次の瞬間、前をいくフサイチリシャールが壁になる。
これを避けるために高田騎手の手綱が激しく動く。
ドリームパスポートが首を横に振りながら進路を変えて懸命に前を追う。
勢いはドリームパスポートだ。
──とらえるか!?
──あと半馬身!
激しいアクションの高田騎手とは対照的に石橋騎手は力強くも静かに手綱を動かす。
──サムソンは並んだら抜かせないよ。
石橋騎手の心の声が聞こえてくるようだった。
差が詰まらない。
そして、メイショウサムソンは最後までドリームパスポートを抜かせず半馬身振り切って戴冠のゴール。
石橋騎手は、最後、手綱をおさえていた。
石橋騎手にとってはデビュー22年でようやく掴んだクラシックG1制覇。
松本好雄オーナーにとっても馬主になって33年目の悲願であった。
人気馬は渋った馬場が堪えたのかいつもの伸びを見せることができず、フサイチジャンクは3着、アドマイヤムーン、サクラメガワンダーは4着、6着どまりでレースを終えた。
レース後の勝利騎手インタビュー。
「ついに届いたG1ですね」と投げかけられた石橋騎手は「そうですね。今はもう本当に幸せです。オーナーはじめ、瀬戸口先生、厩舎関係者のみなさんに乗せていただいて本当に感謝しています」と言って、朗らかに笑ってインタビューを終えた。
涙ではなく笑顔で受け答えをした石橋騎手。
実は以前、競馬学校在籍中のエピソードとしてこのように語っている。
ある時、競馬学校の厩舎実習中に今でも忘れられない出来事が起きた。ボクが騎乗していた馬が調教中に故障してすぐに安楽死処分が取られた。担当の厩務員さんが泣き崩れる姿を見た時、ボクも自然ともらい泣きしてしまった。その厩務員さんは入ってきたばかりの新人で、その時に命の大事さや尊さ、1頭の競走馬に携わる人間の思いをすごく感じた。だからそれ以降、馬に関することでボクは人前で涙を見せずに、より馬への感謝、愛情を持って接しようと心に決めた。
──東スポ競馬「守の起源」より引用
悲願のG1制覇であっても涙のインタビューにならなかったのには、こういう思いが背景にあったからなのかもしれない。

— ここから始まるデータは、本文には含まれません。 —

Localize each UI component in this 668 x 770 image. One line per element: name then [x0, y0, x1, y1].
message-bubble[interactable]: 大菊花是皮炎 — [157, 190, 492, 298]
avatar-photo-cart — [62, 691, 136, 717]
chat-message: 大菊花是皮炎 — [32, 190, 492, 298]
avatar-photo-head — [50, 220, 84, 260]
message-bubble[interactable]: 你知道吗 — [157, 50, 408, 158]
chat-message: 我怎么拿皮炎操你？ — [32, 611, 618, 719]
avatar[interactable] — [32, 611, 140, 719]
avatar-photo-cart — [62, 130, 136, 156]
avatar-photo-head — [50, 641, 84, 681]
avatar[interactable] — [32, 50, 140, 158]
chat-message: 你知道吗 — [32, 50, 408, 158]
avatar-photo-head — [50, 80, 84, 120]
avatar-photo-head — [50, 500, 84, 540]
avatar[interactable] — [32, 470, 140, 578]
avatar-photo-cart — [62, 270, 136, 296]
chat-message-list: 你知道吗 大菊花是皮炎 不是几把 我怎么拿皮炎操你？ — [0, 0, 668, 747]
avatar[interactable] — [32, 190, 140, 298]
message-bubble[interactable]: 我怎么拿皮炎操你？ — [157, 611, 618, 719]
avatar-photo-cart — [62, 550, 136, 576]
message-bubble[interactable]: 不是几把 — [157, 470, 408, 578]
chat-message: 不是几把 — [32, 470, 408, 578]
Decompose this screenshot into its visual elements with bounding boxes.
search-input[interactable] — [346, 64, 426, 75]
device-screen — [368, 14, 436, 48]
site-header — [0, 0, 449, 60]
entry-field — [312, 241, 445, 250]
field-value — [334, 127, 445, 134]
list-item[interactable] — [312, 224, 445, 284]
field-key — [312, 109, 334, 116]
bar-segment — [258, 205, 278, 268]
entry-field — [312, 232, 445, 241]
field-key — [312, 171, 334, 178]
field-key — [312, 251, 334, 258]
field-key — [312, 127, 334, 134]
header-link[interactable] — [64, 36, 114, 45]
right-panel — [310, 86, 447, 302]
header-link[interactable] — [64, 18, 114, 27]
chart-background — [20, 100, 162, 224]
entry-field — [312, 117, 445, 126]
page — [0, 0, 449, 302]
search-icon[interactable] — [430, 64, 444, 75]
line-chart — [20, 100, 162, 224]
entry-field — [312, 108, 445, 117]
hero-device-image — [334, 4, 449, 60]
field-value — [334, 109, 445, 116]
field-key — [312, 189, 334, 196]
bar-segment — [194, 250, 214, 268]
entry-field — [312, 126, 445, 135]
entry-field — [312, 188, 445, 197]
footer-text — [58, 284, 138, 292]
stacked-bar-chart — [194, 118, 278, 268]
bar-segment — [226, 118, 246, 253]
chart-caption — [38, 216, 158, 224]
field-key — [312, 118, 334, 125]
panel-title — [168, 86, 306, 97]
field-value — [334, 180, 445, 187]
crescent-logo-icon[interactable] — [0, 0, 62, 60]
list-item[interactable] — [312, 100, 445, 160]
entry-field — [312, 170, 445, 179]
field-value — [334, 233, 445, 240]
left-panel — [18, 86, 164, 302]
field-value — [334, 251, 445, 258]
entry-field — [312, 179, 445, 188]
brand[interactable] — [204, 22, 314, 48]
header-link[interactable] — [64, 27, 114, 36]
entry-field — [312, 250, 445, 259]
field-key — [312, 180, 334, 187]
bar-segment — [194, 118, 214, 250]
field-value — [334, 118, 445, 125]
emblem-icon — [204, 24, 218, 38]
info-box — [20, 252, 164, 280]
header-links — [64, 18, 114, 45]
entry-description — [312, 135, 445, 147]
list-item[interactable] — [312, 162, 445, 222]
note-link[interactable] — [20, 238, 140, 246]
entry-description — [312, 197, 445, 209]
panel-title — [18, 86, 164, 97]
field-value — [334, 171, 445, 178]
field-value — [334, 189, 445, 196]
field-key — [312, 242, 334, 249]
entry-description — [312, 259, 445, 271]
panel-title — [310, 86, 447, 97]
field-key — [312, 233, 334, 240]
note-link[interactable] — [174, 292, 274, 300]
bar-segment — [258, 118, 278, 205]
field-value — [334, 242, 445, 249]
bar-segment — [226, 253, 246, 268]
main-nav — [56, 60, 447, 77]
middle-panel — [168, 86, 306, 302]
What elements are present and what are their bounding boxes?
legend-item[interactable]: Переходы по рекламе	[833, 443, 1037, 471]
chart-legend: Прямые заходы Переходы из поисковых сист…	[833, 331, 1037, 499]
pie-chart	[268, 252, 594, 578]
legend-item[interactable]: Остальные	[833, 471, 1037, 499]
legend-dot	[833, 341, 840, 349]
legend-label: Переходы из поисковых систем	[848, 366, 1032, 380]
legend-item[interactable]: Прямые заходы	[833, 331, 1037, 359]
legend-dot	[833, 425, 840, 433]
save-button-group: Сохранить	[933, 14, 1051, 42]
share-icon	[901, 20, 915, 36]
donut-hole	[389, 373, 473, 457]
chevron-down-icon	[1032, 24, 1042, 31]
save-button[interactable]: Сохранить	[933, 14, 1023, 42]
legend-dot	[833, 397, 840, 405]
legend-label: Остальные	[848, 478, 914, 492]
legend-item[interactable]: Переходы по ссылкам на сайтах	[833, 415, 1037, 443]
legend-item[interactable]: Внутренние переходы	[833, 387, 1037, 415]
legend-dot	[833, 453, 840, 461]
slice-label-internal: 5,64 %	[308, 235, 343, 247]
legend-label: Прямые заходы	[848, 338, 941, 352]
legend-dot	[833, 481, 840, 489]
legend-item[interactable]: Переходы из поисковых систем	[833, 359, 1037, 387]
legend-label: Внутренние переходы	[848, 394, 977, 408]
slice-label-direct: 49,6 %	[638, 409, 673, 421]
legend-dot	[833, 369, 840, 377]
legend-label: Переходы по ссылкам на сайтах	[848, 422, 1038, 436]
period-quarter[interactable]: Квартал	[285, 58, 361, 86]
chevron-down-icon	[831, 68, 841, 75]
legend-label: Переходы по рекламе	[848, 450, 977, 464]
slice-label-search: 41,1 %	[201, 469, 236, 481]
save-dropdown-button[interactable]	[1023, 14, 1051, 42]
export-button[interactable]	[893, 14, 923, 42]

一方、惜しくも2着に敗れたドリームパスポートと高田騎手は秋に雪辱を晴らす。
メイショウサムソンとドリームパスポートがともに秋緒戦に選んだ神戸新聞杯で高田騎手は大外からメイショウサムソンを差し切った。自身にとっても待ちに待った平地重賞初制覇。
皐月賞の石橋騎手と同じく喜びを噛みしめるように静かに始まった高田潤騎手の勝利騎手インタビューだったが、最後にインタビュアーから「ご自身としても重賞初制覇ですね」と水を向けられたとき、高田騎手の声が震えた。
「これまで何回か機会があったのですが、今回、松田先生がチャンスをくれたので、どうしても、厩舎の皆さんのためにも絶対勝ちたかったので、今回こういう結果になって、本当に厩舎の皆さんや先生にすごく感謝しています」
最後は涙をこらえきれなくなっていた。
メイショウサムソンにデビューから乗り続けた石橋守騎手。
ドリームパスポートになかなか乗れなかったが大一番を任された高田潤騎手。
期待を背負い、感謝を胸に秘めた二人の男の声にならない声が聞こえてくるような、見えない火花がバチバチ散っているような、そんな2006年の皐月賞だった。
競馬は馬の物語であり、やはり人の物語でもある。